Sa position constante sur le point de départ du délai – la date d’affectation effective à l’usage – a des conséquences pratiques importantes.
Un abri de jardin construit en 2008 mais utilisé comme atelier seulement à partir de 2012 verra son délai courir à partir de 2012, pas de 2008.
Le Conseil d’État a par ailleurs confirmé que la prescription ne protège pas contre toute mesure administrative : un arrêté de mise en sécurité ou un arrêté de péril peut toujours frapper une construction ancienne, même au-delà du délai de dix ans, dès lors qu’un danger est caractérisé.
Sur les litiges entre particuliers, la jurisprudence des cours d’appel est assez homogène : le délai de cinq ans accordé aux tiers est apprécié strictement, et un voisin qui laisse passer cette fenêtre sans agir perd définitivement son droit à contester, sauf à démontrer qu‘il ne pouvait pas avoir connaissance des travaux (construction dissimulée, accès impossible depuis la voie publique).

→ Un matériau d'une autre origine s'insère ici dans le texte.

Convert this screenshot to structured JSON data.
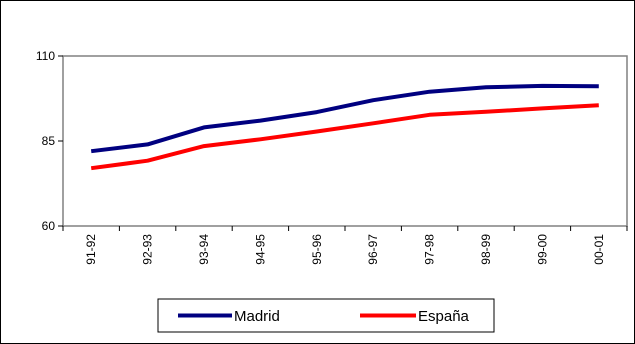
{
  "chart_data": {
    "type": "line",
    "title": "",
    "xlabel": "",
    "ylabel": "",
    "categories": [
      "91-92",
      "92-93",
      "93-94",
      "94-95",
      "95-96",
      "96-97",
      "97-98",
      "98-99",
      "99-00",
      "00-01"
    ],
    "ylim": [
      60,
      110
    ],
    "yticks": [
      "60",
      "85",
      "110"
    ],
    "grid": false,
    "legend_position": "bottom",
    "series": [
      {
        "name": "Madrid",
        "color": "#000080",
        "values": [
          82,
          84,
          89,
          91,
          93.5,
          97,
          99.5,
          100.8,
          101.2,
          101.1
        ]
      },
      {
        "name": "España",
        "color": "#ff0000",
        "values": [
          77,
          79.2,
          83.5,
          85.5,
          87.8,
          90.2,
          92.7,
          93.6,
          94.6,
          95.5
        ]
      }
    ]
  }
}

Vendre ou acheter un bien avec une construction non autorisée : quels risques réels?
La transaction immobilière est souvent le moment où la réalité juridique rattrape les propriétaires. Un notaire diligent vérifiera la concordance entre les surfaces déclarées et la réalité du bâtiment.
Le vendeur a l’obligation de déclarer toute construction non autorisée – omettre cette information expose à une action en garantie des vices cachés, même après la signature.
Du côté de l’acquéreur, la banque peut refuser de financer un bien comportant des parties non autorisées, ou conditionner le prêt à une régularisation préalable. L’assureur peut également restreindre sa couverture aux seules parties régulières du bâtiment.
Si vous achetez un bien avec une annexe illégale ancienne, vous héritez du problème. La prescription civile de dix ans bénéficie au bâtiment, mais les interdictions imprescriptibles (raccordement, reconstruction) s’appliquent à vous comme elles s’appliquaient au vendeur.
Demander une clause de garantie spécifique dans l’acte de vente, ou négocier une régularisation avant signature, reste la seule façon de se prémunir sérieusement contre ce risque.
Un bien prescrit mais non régularisé se vend – souvent avec une décote. Un bien régularisé se vend au prix du marché. La différence chiffrée entre les deux situations dit mieux que n’importe quel argument ce que vaut vraiment une régularisation.